What Mike could have said, which would have been equally true, is “This work is dull. It’s what everyone else is doing. Can’t you do anything a bit more exciting than that? Is that the best you can do?”
That would have been equally true, but it wouldn’t have been very likely to get the result Mike wanted.
I’d have said “Fuck off” and stormed out.
Mike didn’t say that, he didn’t put me down.
He gave me a challenge that no creative guy could resist “Can’t you scare me?”
Suddenly, instead of being deflated I’m excited, thrilled.
I can’t wait to start work on a new campaign.
Mike is doing what all the very best account men do for creatives.
He’s making me believe I’m better than I am.
Exactly what the very best football managers do for their players.
He’s making me play at the top of my game.
Most account men, clients, creative directors, planners can’t do that.
They think it’s their job to be a ball and chain.
To hold the creatives back.
To reign them in and curb their worst excesses.
They would never dare to say “Shock me” to a creative.
They’d be terrified of losing control.
One of the main reasons CDP was the best agency in London (if not the world) for two decades was Frank Lowe.
Frank was the CEO and a suit, but he was like Alex Ferguson to the creatives.

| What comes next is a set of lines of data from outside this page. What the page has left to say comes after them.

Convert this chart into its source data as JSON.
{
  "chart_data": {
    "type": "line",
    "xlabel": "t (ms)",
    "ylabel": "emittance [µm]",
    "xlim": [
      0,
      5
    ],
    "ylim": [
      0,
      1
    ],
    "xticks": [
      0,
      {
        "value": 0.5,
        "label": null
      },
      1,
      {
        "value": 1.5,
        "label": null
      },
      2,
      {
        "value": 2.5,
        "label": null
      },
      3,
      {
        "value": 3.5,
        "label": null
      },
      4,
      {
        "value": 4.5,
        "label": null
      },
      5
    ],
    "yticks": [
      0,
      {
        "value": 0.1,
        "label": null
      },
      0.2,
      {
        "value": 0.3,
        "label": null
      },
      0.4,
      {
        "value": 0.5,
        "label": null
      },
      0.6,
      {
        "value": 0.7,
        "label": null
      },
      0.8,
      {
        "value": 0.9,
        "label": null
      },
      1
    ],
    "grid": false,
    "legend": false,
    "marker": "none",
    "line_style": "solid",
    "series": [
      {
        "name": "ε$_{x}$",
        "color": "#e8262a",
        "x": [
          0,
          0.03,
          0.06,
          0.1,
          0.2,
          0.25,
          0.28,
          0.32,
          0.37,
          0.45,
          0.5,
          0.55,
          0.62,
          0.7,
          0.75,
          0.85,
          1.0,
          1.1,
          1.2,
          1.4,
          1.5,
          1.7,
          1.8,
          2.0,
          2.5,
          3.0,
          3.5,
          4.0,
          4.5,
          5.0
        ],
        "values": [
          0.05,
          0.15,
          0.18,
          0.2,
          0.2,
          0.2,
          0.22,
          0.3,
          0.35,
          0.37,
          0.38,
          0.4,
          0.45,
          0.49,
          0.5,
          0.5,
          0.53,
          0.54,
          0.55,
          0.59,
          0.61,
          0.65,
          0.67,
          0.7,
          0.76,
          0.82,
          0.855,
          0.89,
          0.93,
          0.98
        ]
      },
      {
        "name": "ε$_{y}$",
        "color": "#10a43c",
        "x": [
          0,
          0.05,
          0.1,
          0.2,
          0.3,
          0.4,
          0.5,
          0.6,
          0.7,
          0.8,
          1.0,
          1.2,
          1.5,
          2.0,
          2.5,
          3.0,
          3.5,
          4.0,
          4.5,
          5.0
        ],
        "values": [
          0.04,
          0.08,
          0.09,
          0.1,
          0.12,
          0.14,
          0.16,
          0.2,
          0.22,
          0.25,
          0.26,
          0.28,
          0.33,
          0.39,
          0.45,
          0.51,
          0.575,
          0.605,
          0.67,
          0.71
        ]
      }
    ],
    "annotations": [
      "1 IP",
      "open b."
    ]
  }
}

He didn’t expect you to play down to a safe, easy to sell, level.
He expected you to be amazing, outrageous, surprising.
Don’t bring him anything that wasn’t frighteningly good.
And the better it was, the harder it was to sell.
And Frank knew only the best suits could sell it.
And Frank (like Mike Greenlees, or Tim Bell at Saatchi’s) knew he was one of the best.
The worst crime wasn’t to be wrong.
The worst crime was to be dull.
That’s largely what’s happened to advertising nowadays.
We work down to the level of what the suits/planners can easily sell.
Down to the level of what clients can easily buy.
We do work that’s predictable, comfortable, unchallenging.
So that’s what runs.
Just like the campaign I did before Mike said “Scare me”.
The creatives make the great work.
But the suits make the creatives make the great work.